Libro incómodo de leer que vas devorando rápido. 221 páginas. Te podrán parecer poco más de la mitad. Libro que va saltando de una herida a otra, metiéndose en ellas (de ahí el título, imagino). Todas abiertas. Libro sobre secuestradas donde no se hacen prisioneras, porque ellas no pueden ni responderle a nadie, solo aguantar y obedecer, algunas llevándolo mejor que otras. Y todas, si responden, hostiadas. Y las que lo llevan y responden peor, siendo peor que hostiadas. Libro sobre la violencia en México contra las mexicanas, sobre la trata de blancas, los feminicidios y la pedofilia. Sobre las desapariciones forzadas y la prostitución infantil. Sobre la ley sin ley. Y la no esperanza. Sobre esa realidad que hace algunos años flotó en la superficie de la actualidad, la de bandas que operaban en Puebla y Tlaxcala y secuestraban, forzaban y vendían a muchachas del lugar, para luego no saberse más de ellas.

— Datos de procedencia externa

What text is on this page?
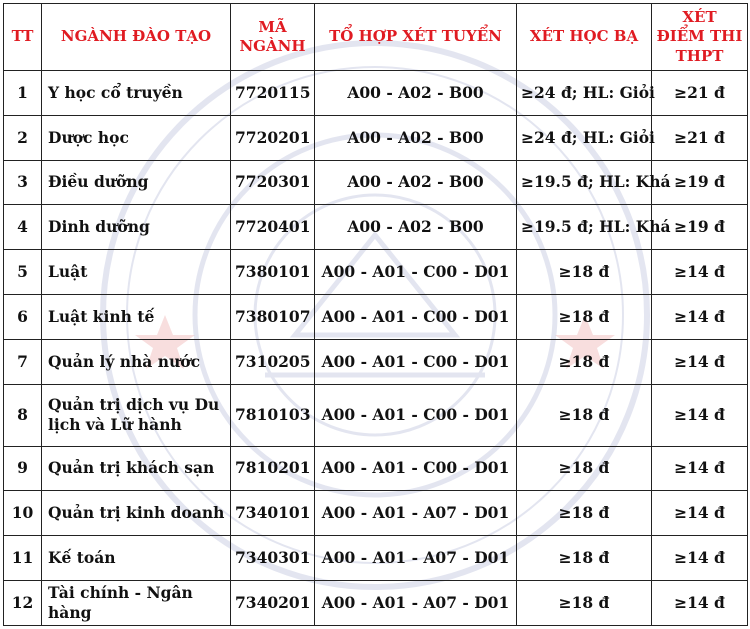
TT	NGÀNH ĐÀO TẠO	MÃ NGÀNH	TỔ HỢP XÉT TUYỂN	XÉT HỌC BẠ	XÉT ĐIỂM THI THPT
1	Y học cổ truyền	7720115	A00 - A02 - B00	≥24 đ; HL: Giỏi	≥21 đ
2	Dược học	7720201	A00 - A02 - B00	≥24 đ; HL: Giỏi	≥21 đ
3	Điều dưỡng	7720301	A00 - A02 - B00	≥19.5 đ; HL: Khá	≥19 đ
4	Dinh dưỡng	7720401	A00 - A02 - B00	≥19.5 đ; HL: Khá	≥19 đ
5	Luật	7380101	A00 - A01 - C00 - D01	≥18 đ	≥14 đ
6	Luật kinh tế	7380107	A00 - A01 - C00 - D01	≥18 đ	≥14 đ
7	Quản lý nhà nước	7310205	A00 - A01 - C00 - D01	≥18 đ	≥14 đ
8	Quản trị dịch vụ Du lịch và Lữ hành	7810103	A00 - A01 - C00 - D01	≥18 đ	≥14 đ
9	Quản trị khách sạn	7810201	A00 - A01 - C00 - D01	≥18 đ	≥14 đ
10	Quản trị kinh doanh	7340101	A00 - A01 - A07 - D01	≥18 đ	≥14 đ
11	Kế toán	7340301	A00 - A01 - A07 - D01	≥18 đ	≥14 đ
12	Tài chính - Ngân hàng	7340201	A00 - A01 - A07 - D01	≥18 đ	≥14 đ
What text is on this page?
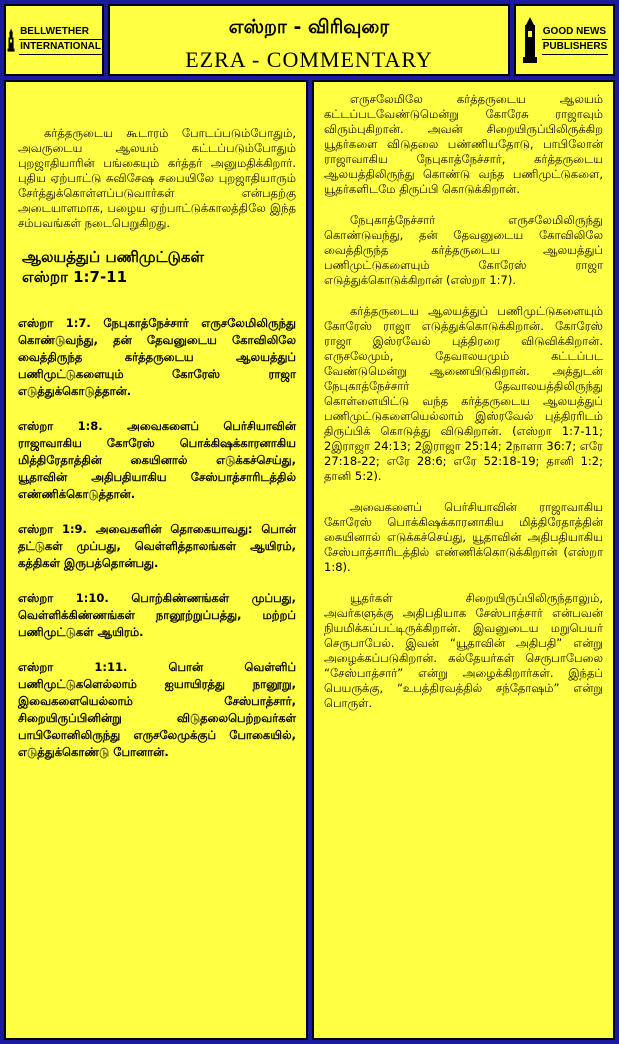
BELLWETHER
INTERNATIONAL
எஸ்றா - விரிவுரை
EZRA - COMMENTARY
GOOD NEWS
PUBLISHERS

கர்த்தருடைய கூடாரம் போடப்படும்போதும், அவருடைய ஆலயம் கட்டப்படும்போதும் புறஜாதியாரின் பங்கையும் கர்த்தர் அனுமதிக்கிறார். புதிய ஏற்பாட்டு சுவிசேஷ சபையிலே புறஜாதியாரும் சேர்த்துக்கொள்ளப்படுவார்கள் என்பதற்கு அடையாளமாக, பழைய ஏற்பாட்டுக்காலத்திலே இந்த சம்பவங்கள் நடைபெறுகிறது.

ஆலயத்துப் பணிமுட்டுகள்
எஸ்றா 1:7-11
எஸ்றா 1:7. நேபுகாத்நேச்சார் எருசலேமிலிருந்து கொண்டுவந்து, தன் தேவனுடைய கோவிலிலே வைத்திருந்த கர்த்தருடைய ஆலயத்துப் பணிமுட்டுகளையும் கோரேஸ் ராஜா எடுத்துக்கொடுத்தான்.
எஸ்றா 1:8. அவைகளைப் பெர்சியாவின் ராஜாவாகிய கோரேஸ் பொக்கிஷக்காரனாகிய மித்திரேதாத்தின் கையினால் எடுக்கச்செய்து, யூதாவின் அதிபதியாகிய சேஸ்பாத்சாரிடத்தில் எண்ணிக்கொடுத்தான்.
எஸ்றா 1:9. அவைகளின் தொகையாவது: பொன் தட்டுகள் முப்பது, வெள்ளித்தாலங்கள் ஆயிரம், கத்திகள் இருபத்தொன்பது.
எஸ்றா 1:10. பொற்கிண்ணங்கள் முப்பது, வெள்ளிக்கிண்ணங்கள் நானூற்றுப்பத்து, மற்றப் பணிமுட்டுகள் ஆயிரம்.
எஸ்றா 1:11. பொன் வெள்ளிப் பணிமுட்டுகளெல்லாம் ஐயாயிரத்து நானூறு, இவைகளையெல்லாம் சேஸ்பாத்சார், சிறையிருப்பினின்று விடுதலைபெற்றவர்கள் பாபிலோனிலிருந்து எருசலேமுக்குப் போகையில், எடுத்துக்கொண்டு போனான்.

எருசலேமிலே கர்த்தருடைய ஆலயம் கட்டப்படவேண்டுமென்று கோரேசு ராஜாவும் விரும்புகிறான். அவன் சிறையிருப்பிலிருக்கிற யூதர்களை விடுதலை பண்ணியதோடு, பாபிலோன் ராஜாவாகிய நேபுகாத்நேச்சார், கர்த்தருடைய ஆலயத்திலிருந்து கொண்டு வந்த பணிமுட்டுகளை, யூதர்களிடமே திருப்பி கொடுக்கிறான்.

நேபுகாத்நேச்சார் எருசலேமிலிருந்து கொண்டுவந்து, தன் தேவனுடைய கோவிலிலே வைத்திருந்த கர்த்தருடைய ஆலயத்துப் பணிமுட்டுகளையும் கோரேஸ் ராஜா எடுத்துக்கொடுக்கிறான் (எஸ்றா 1:7).

கர்த்தருடைய ஆலயத்துப் பணிமுட்டுகளையும் கோரேஸ் ராஜா எடுத்துக்கொடுக்கிறான். கோரேஸ் ராஜா இஸ்ரவேல் புத்திரரை விடுவிக்கிறான். எருசலேமும், தேவாலயமும் கட்டப்பட வேண்டுமென்று ஆணையிடுகிறான். அத்துடன் நேபுகாத்நேச்சார் தேவாலயத்திலிருந்து கொள்ளையிட்டு வந்த கர்த்தருடைய ஆலயத்துப் பணிமுட்டுகளையெல்லாம் இஸ்ரவேல் புத்திரரிடம் திருப்பிக் கொடுத்து விடுகிறான். (எஸ்றா 1:7-11; 2இராஜா 24:13; 2இராஜா 25:14; 2நாளா 36:7; எரே 27:18-22; எரே 28:6; எரே 52:18-19; தானி 1:2; தானி 5:2).

அவைகளைப் பெர்சியாவின் ராஜாவாகிய கோரேஸ் பொக்கிஷக்காரனாகிய மித்திரேதாத்தின் கையினால் எடுக்கச்செய்து, யூதாவின் அதிபதியாகிய சேஸ்பாத்சாரிடத்தில் எண்ணிக்கொடுக்கிறான் (எஸ்றா 1:8).

யூதர்கள் சிறையிருப்பிலிருந்தாலும், அவர்களுக்கு அதிபதியாக சேஸ்பாத்சார் என்பவன் நியமிக்கப்பட்டிருக்கிறான். இவனுடைய மறுபெயர் செருபாபேல். இவன் “யூதாவின் அதிபதி” என்று அழைக்கப்படுகிறான். கல்தேயர்கள் செருபாபேலை “சேஸ்பாத்சார்” என்று அழைக்கிறார்கள். இந்தப் பெயருக்கு, “உபத்திரவத்தில் சந்தோஷம்” என்று பொருள்.
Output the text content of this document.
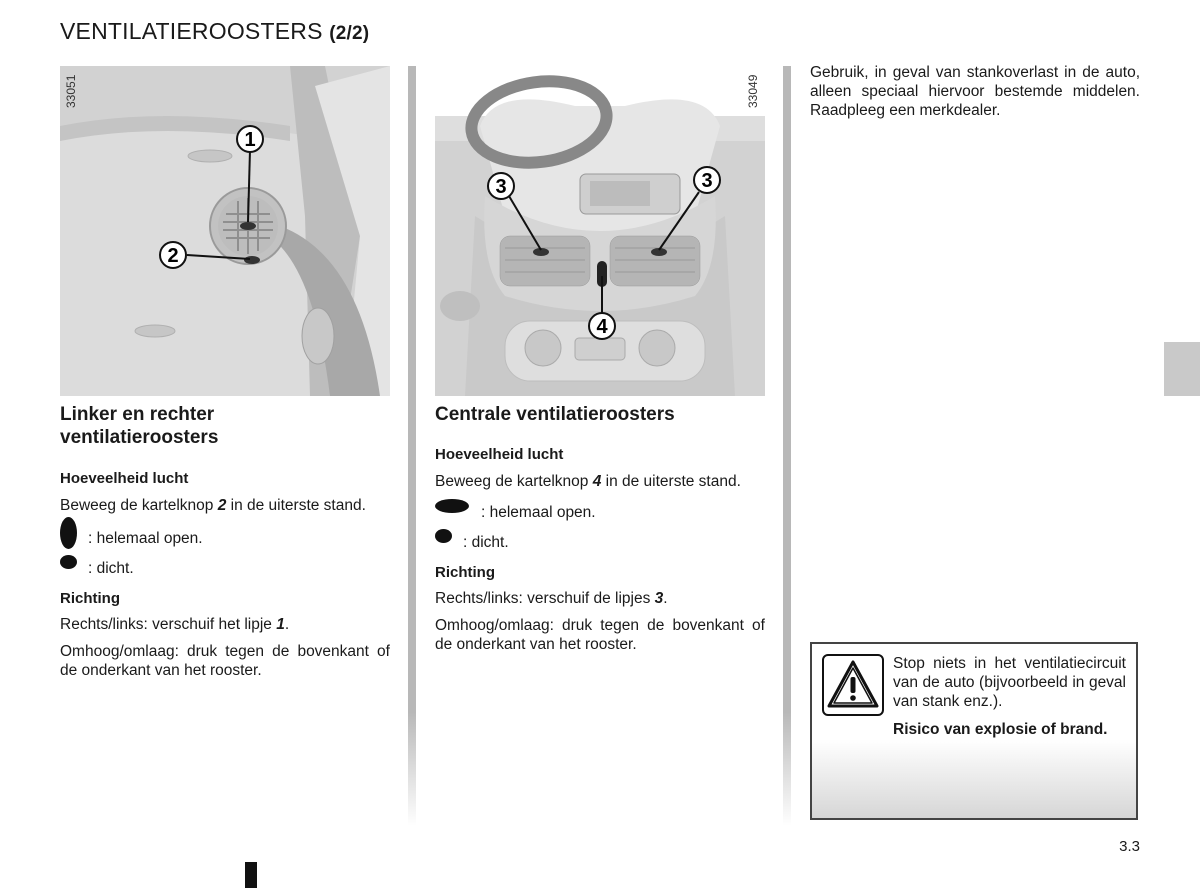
VENTILATIEROOSTERS (2/2)
1
2
33051
3	3
4
33049
Linker en rechter ventilatieroosters
Hoeveelheid lucht
Beweeg de kartelknop 2 in de uiterste stand.
: helemaal open.
: dicht.
Richting
Rechts/links: verschuif het lipje 1.
Omhoog/omlaag: druk tegen de bovenkant of de onderkant van het rooster.
Centrale ventilatieroosters
Hoeveelheid lucht
Beweeg de kartelknop 4 in de uiterste stand.
: helemaal open.
: dicht.
Richting
Rechts/links: verschuif de lipjes 3.
Omhoog/omlaag: druk tegen de bovenkant of de onderkant van het rooster.
Gebruik, in geval van stankoverlast in de auto, alleen speciaal hiervoor bestemde middelen. Raadpleeg een merkdealer.
Stop niets in het ventilatiecircuit van de auto (bijvoorbeeld in geval van stank enz.).
Risico van explosie of brand.
3.3
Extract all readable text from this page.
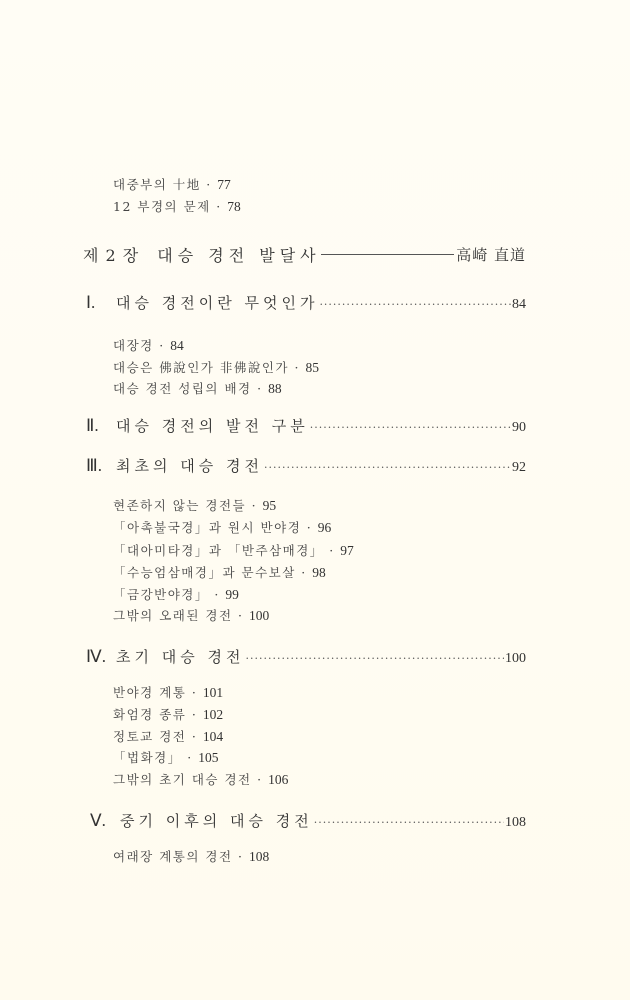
대중부의 十地 · 77
12 부경의 문제 · 78
제 2 장 대승 경전 발달사	高崎 直道
Ⅰ.	대승 경전이란 무엇인가 ·····	84
대장경 · 84
대승은 佛說인가 非佛說인가 · 85
대승 경전 성립의 배경 · 88
Ⅱ.	대승 경전의 발전 구분 ·····	90
Ⅲ. 최초의 대승 경전 ·····	92
현존하지 않는 경전들 · 95
「아촉불국경」과 원시 반야경 · 96
「대아미타경」과 「반주삼매경」 · 97
「수능엄삼매경」과 문수보살 · 98
「금강반야경」 · 99
그밖의 오래된 경전 · 100
Ⅳ. 초기 대승 경전 ·····	100
반야경 계통 · 101
화엄경 종류 · 102
정토교 경전 · 104
「법화경」 · 105
그밖의 초기 대승 경전 · 106
Ⅴ. 중기 이후의 대승 경전 ·····	108
여래장 계통의 경전 · 108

Libro incómodo, decíamos. Pero necesario y valiente, por mirar donde mira. Y bien bueno, con una escritura que te agarra y no te deja ir, que es cercana pero no sumisa ni se esconde, que tiene sus arranques de carácter (página 164: “La música era fuerte, salsa o cumbia, no sé cuál es cuál porque ninguna me gusta y son lo mismo”). Su autora, Laura Baeza (1988), natural de Campeche, en el Golfo de México, madre de cuatro libros de cuentos y dos novelas y con treinta años de edad aún no cumplidos, nos zambulle en el dolor y la incertidumbre y ahí nos deja flotando. Para que vayamos viéndolo todo a través de la mirada de, mayormente, sus dos protagonistas, la adolescente Lucero y Dolores, madre de otra adolescente, Nancy, compañera de clase de Lucero. Para que vayamos sintiéndolo todo a través de su creciente horror. Para que entendamos, es la clave, que como ellas hay muchas, vivas o muertas. Las voces secundarias que van apareciendo en “El lugar de la herida” (2024; Alfaguara, 2025) las subrayan.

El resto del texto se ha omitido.